Everyone is trying to make sense of it and figure out who to blame. Guns or mental illness or some combination of factors. How to prevent this from ever happening again. It doesn't make sense, though. Senseless acts of violence are like that.
I was reading about this shooting before work today, just a few minutes before I went out to meet my kids after school. I was reading about it and holding back tears as I listened to my coworkers talk about Youtube videos. It was in the back of my mind all day. I was thinking about this and the senseless act of violence that happened in my neighborhood Wednesday night when two teenage boys shot a man over an argument about sports. Senseless. Violence.

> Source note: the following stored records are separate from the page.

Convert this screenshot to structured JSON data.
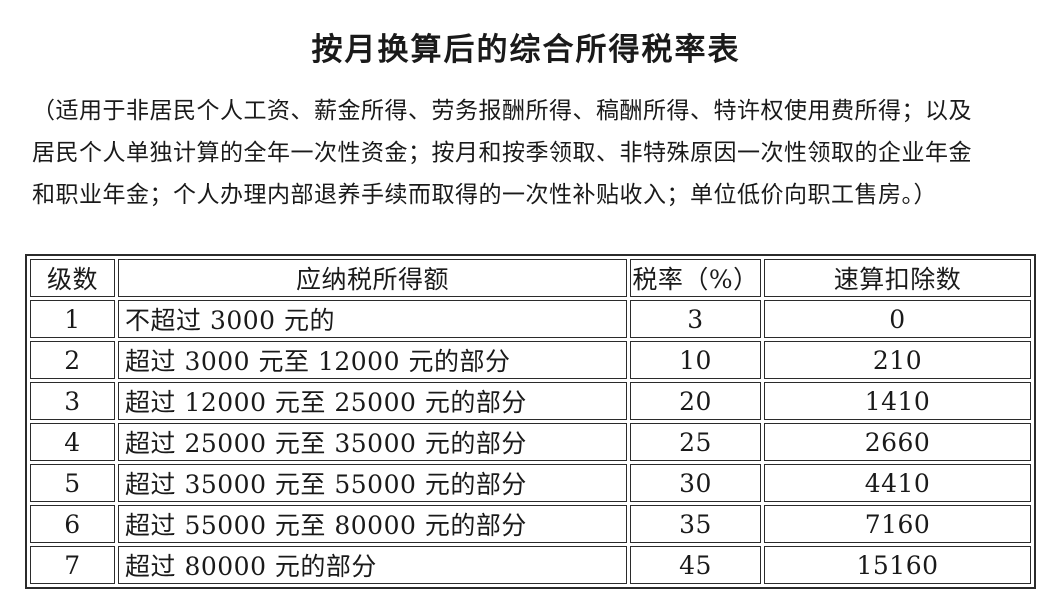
{
  "page": {
    "title": "按月换算后的综合所得税率表"
  },
  "intro": {
    "lines": [
      "（适用于非居民个人工资、薪金所得、劳务报酬所得、稿酬所得、特许权使用费所得；以及",
      "居民个人单独计算的全年一次性资金；按月和按季领取、非特殊原因一次性领取的企业年金",
      "和职业年金；个人办理内部退养手续而取得的一次性补贴收入；单位低价向职工售房。）"
    ]
  },
  "table": {
    "headers": {
      "level": "级数",
      "income": "应纳税所得额",
      "rate": "税率（%）",
      "deduction": "速算扣除数"
    },
    "rows": [
      {
        "level": "1",
        "income": "不超过 3000 元的",
        "rate": "3",
        "deduction": "0"
      },
      {
        "level": "2",
        "income": "超过 3000 元至 12000 元的部分",
        "rate": "10",
        "deduction": "210"
      },
      {
        "level": "3",
        "income": "超过 12000 元至 25000 元的部分",
        "rate": "20",
        "deduction": "1410"
      },
      {
        "level": "4",
        "income": "超过 25000 元至 35000 元的部分",
        "rate": "25",
        "deduction": "2660"
      },
      {
        "level": "5",
        "income": "超过 35000 元至 55000 元的部分",
        "rate": "30",
        "deduction": "4410"
      },
      {
        "level": "6",
        "income": "超过 55000 元至 80000 元的部分",
        "rate": "35",
        "deduction": "7160"
      },
      {
        "level": "7",
        "income": "超过 80000 元的部分",
        "rate": "45",
        "deduction": "15160"
      }
    ]
  },
  "colors": {
    "text": "#1a1a1a",
    "border": "#2b2b2b",
    "background": "#ffffff"
  }
}
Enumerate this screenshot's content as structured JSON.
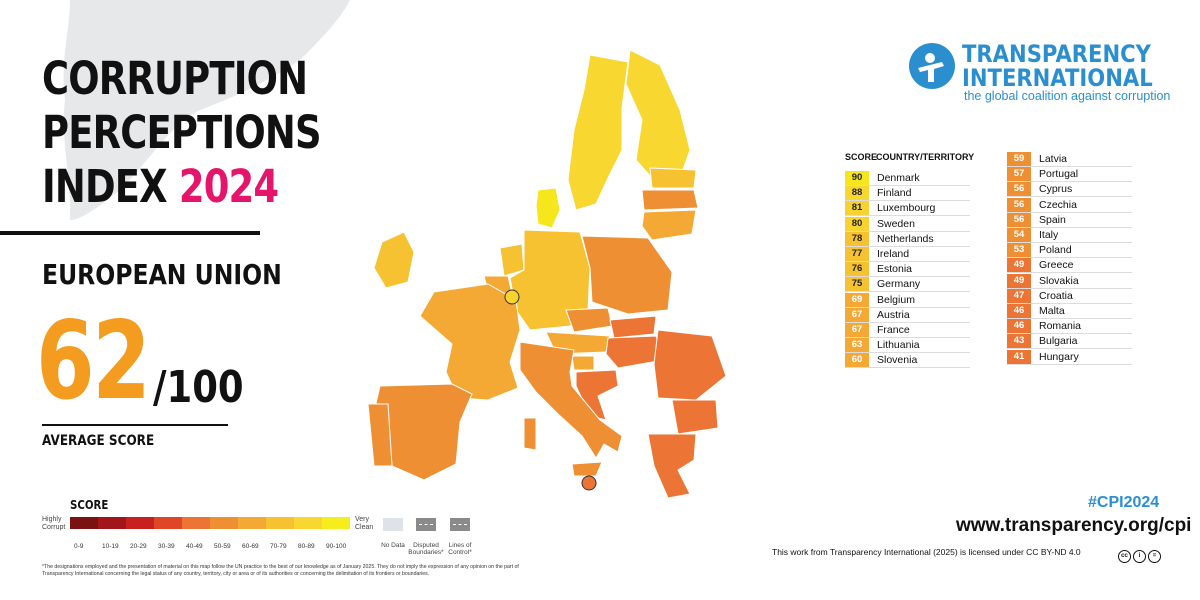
{
  "title": {
    "line1": "CORRUPTION",
    "line2": "PERCEPTIONS",
    "line3_prefix": "INDEX",
    "year": "2024"
  },
  "region": "EUROPEAN UNION",
  "average": {
    "score": "62",
    "out_of": "/100",
    "label": "AVERAGE SCORE"
  },
  "logo": {
    "line1": "TRANSPARENCY",
    "line2": "INTERNATIONAL",
    "tagline": "the global coalition against corruption"
  },
  "table": {
    "score_header": "SCORE",
    "country_header": "COUNTRY/TERRITORY",
    "rows": [
      {
        "score": "90",
        "country": "Denmark",
        "color": "#f6e61c"
      },
      {
        "score": "88",
        "country": "Finland",
        "color": "#f8d730"
      },
      {
        "score": "81",
        "country": "Luxembourg",
        "color": "#f7d230"
      },
      {
        "score": "80",
        "country": "Sweden",
        "color": "#f7d230"
      },
      {
        "score": "78",
        "country": "Netherlands",
        "color": "#f7c232"
      },
      {
        "score": "77",
        "country": "Ireland",
        "color": "#f7c232"
      },
      {
        "score": "76",
        "country": "Estonia",
        "color": "#f7c232"
      },
      {
        "score": "75",
        "country": "Germany",
        "color": "#f7c232"
      },
      {
        "score": "69",
        "country": "Belgium",
        "color": "#f4a934"
      },
      {
        "score": "67",
        "country": "Austria",
        "color": "#f4a934"
      },
      {
        "score": "67",
        "country": "France",
        "color": "#f4a934"
      },
      {
        "score": "63",
        "country": "Lithuania",
        "color": "#f4a934"
      },
      {
        "score": "60",
        "country": "Slovenia",
        "color": "#f4a934"
      },
      {
        "score": "59",
        "country": "Latvia",
        "color": "#ef8f33"
      },
      {
        "score": "57",
        "country": "Portugal",
        "color": "#ef8f33"
      },
      {
        "score": "56",
        "country": "Cyprus",
        "color": "#ef8f33"
      },
      {
        "score": "56",
        "country": "Czechia",
        "color": "#ef8f33"
      },
      {
        "score": "56",
        "country": "Spain",
        "color": "#ef8f33"
      },
      {
        "score": "54",
        "country": "Italy",
        "color": "#ef8f33"
      },
      {
        "score": "53",
        "country": "Poland",
        "color": "#ef8f33"
      },
      {
        "score": "49",
        "country": "Greece",
        "color": "#ec7535"
      },
      {
        "score": "49",
        "country": "Slovakia",
        "color": "#ec7535"
      },
      {
        "score": "47",
        "country": "Croatia",
        "color": "#ec7535"
      },
      {
        "score": "46",
        "country": "Malta",
        "color": "#ec7535"
      },
      {
        "score": "46",
        "country": "Romania",
        "color": "#ec7535"
      },
      {
        "score": "43",
        "country": "Bulgaria",
        "color": "#ec7535"
      },
      {
        "score": "41",
        "country": "Hungary",
        "color": "#ec7535"
      }
    ]
  },
  "legend": {
    "title": "SCORE",
    "left_end": "Highly Corrupt",
    "right_end": "Very Clean",
    "bins": [
      {
        "label": "0-9",
        "color": "#7a1212"
      },
      {
        "label": "10-19",
        "color": "#a0161b"
      },
      {
        "label": "20-29",
        "color": "#c8201f"
      },
      {
        "label": "30-39",
        "color": "#df4527"
      },
      {
        "label": "40-49",
        "color": "#ec7535"
      },
      {
        "label": "50-59",
        "color": "#ef8f33"
      },
      {
        "label": "60-69",
        "color": "#f4a934"
      },
      {
        "label": "70-79",
        "color": "#f7c232"
      },
      {
        "label": "80-89",
        "color": "#f8d730"
      },
      {
        "label": "90-100",
        "color": "#f6ee1c"
      }
    ],
    "extra": [
      {
        "label": "No Data",
        "color": "#dde3e8"
      },
      {
        "label": "Disputed Boundaries*",
        "color": "#8a8a8a"
      },
      {
        "label": "Lines of Control*",
        "color": "#8a8a8a"
      }
    ]
  },
  "footer": {
    "hashtag": "#CPI2024",
    "url": "www.transparency.org/cpi",
    "license": "This work from Transparency International (2025) is licensed under CC BY-ND 4.0",
    "disclaimer": "*The designations employed and the presentation of material on this map follow the UN practice to the best of our knowledge as of January 2025. They do not imply the expression of any opinion on the part of Transparency International concerning the legal status of any country, territory, city or area or of its authorities or concerning the delimitation of its frontiers or boundaries."
  },
  "map": {
    "colors": {
      "c90": "#f6e61c",
      "c80": "#f8d730",
      "c70": "#f7c232",
      "c60": "#f4a934",
      "c50": "#ef8f33",
      "c40": "#ec7535",
      "greenland": "#e6e8ea"
    }
  }
}
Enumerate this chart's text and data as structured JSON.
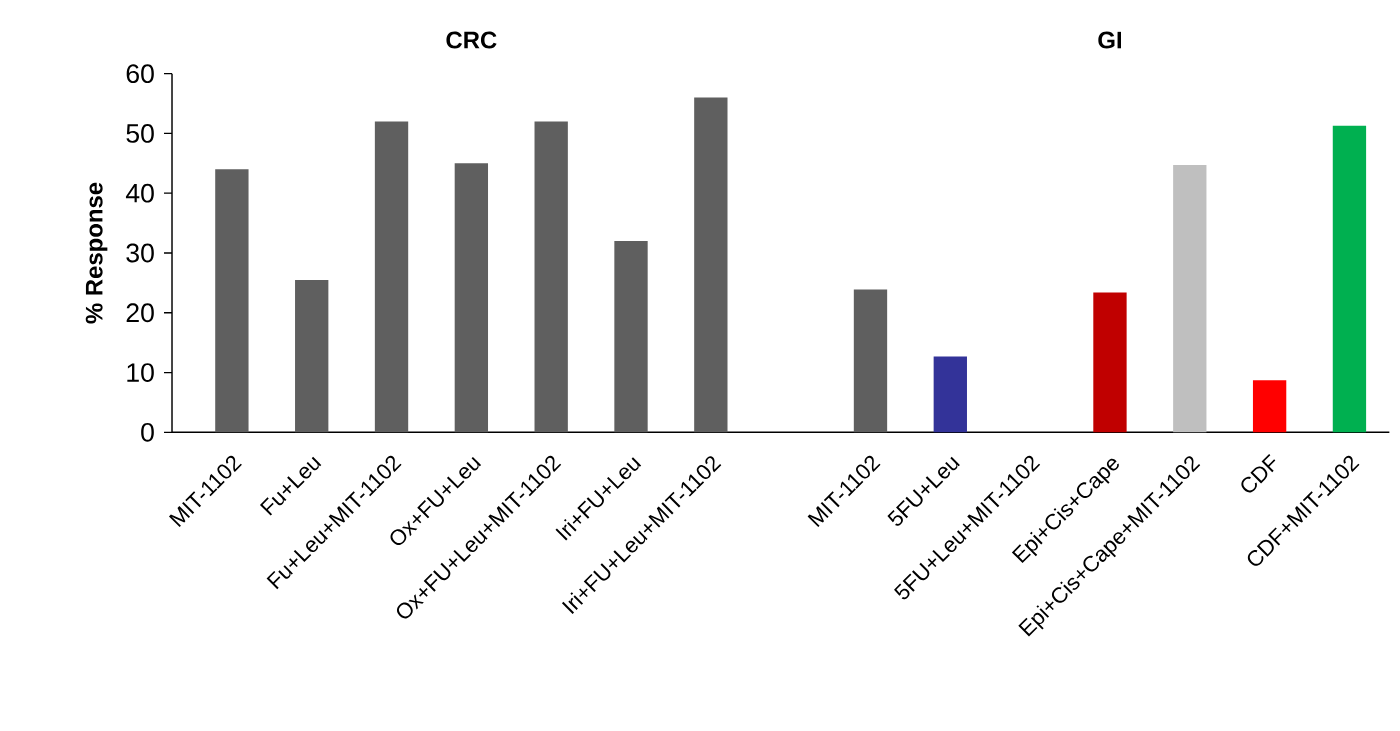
{
  "chart_data": {
    "type": "bar",
    "ylabel": "% Response",
    "annotations": [
      "CRC",
      "GI"
    ],
    "categories": [
      "MIT-1102",
      "Fu+Leu",
      "Fu+Leu+MIT-1102",
      "Ox+FU+Leu",
      "Ox+FU+Leu+MIT-1102",
      "Iri+FU+Leu",
      "Iri+FU+Leu+MIT-1102",
      null,
      "MIT-1102",
      "5FU+Leu",
      "5FU+Leu+MIT-1102",
      "Epi+Cis+Cape",
      "Epi+Cis+Cape+MIT-1102",
      "CDF",
      "CDF+MIT-1102"
    ],
    "values": [
      44,
      25.5,
      52,
      45,
      52,
      32,
      56,
      null,
      23.9,
      12.7,
      null,
      23.4,
      44.7,
      8.7,
      51.3
    ],
    "colors": [
      "#5f5f5f",
      "#5f5f5f",
      "#5f5f5f",
      "#5f5f5f",
      "#5f5f5f",
      "#5f5f5f",
      "#5f5f5f",
      "#5f5f5f",
      "#5f5f5f",
      "#333399",
      "#5f5f5f",
      "#c00000",
      "#bfbfbf",
      "#ff0000",
      "#00b050"
    ],
    "ylim": [
      0,
      60
    ],
    "yticks": [
      0,
      10,
      20,
      30,
      40,
      50,
      60
    ],
    "grid": false
  }
}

I was thinking about it when I saw a group of sixth graders throwing clumps of dirt at a group of fourth graders playing soccer, and when one of those clumps of dirt hit a boy in the face and he started walking toward me crying, and when I almost lost my cool and raised my voice at the sixth graders that this shit has got to stop. Kids throwing dirt at each other is not the worst thing they could be doing, for sure. But the attitude that it's no big deal is what bothers me. They'll say they're just playing, but somebody inevitably gets hurt and my job is to keep them safe while they're in my care.
The news about the shooting in Connecticut had not reached my elementary schools kids by this afternoon and we were asked not to bring it up so their parents could address it with them first, but I'm sure it will be a topic of conversation on Monday. I hope it will be an opportunity to talk about the point I've been trying to get through to them all year, which is simply don't hurt each other.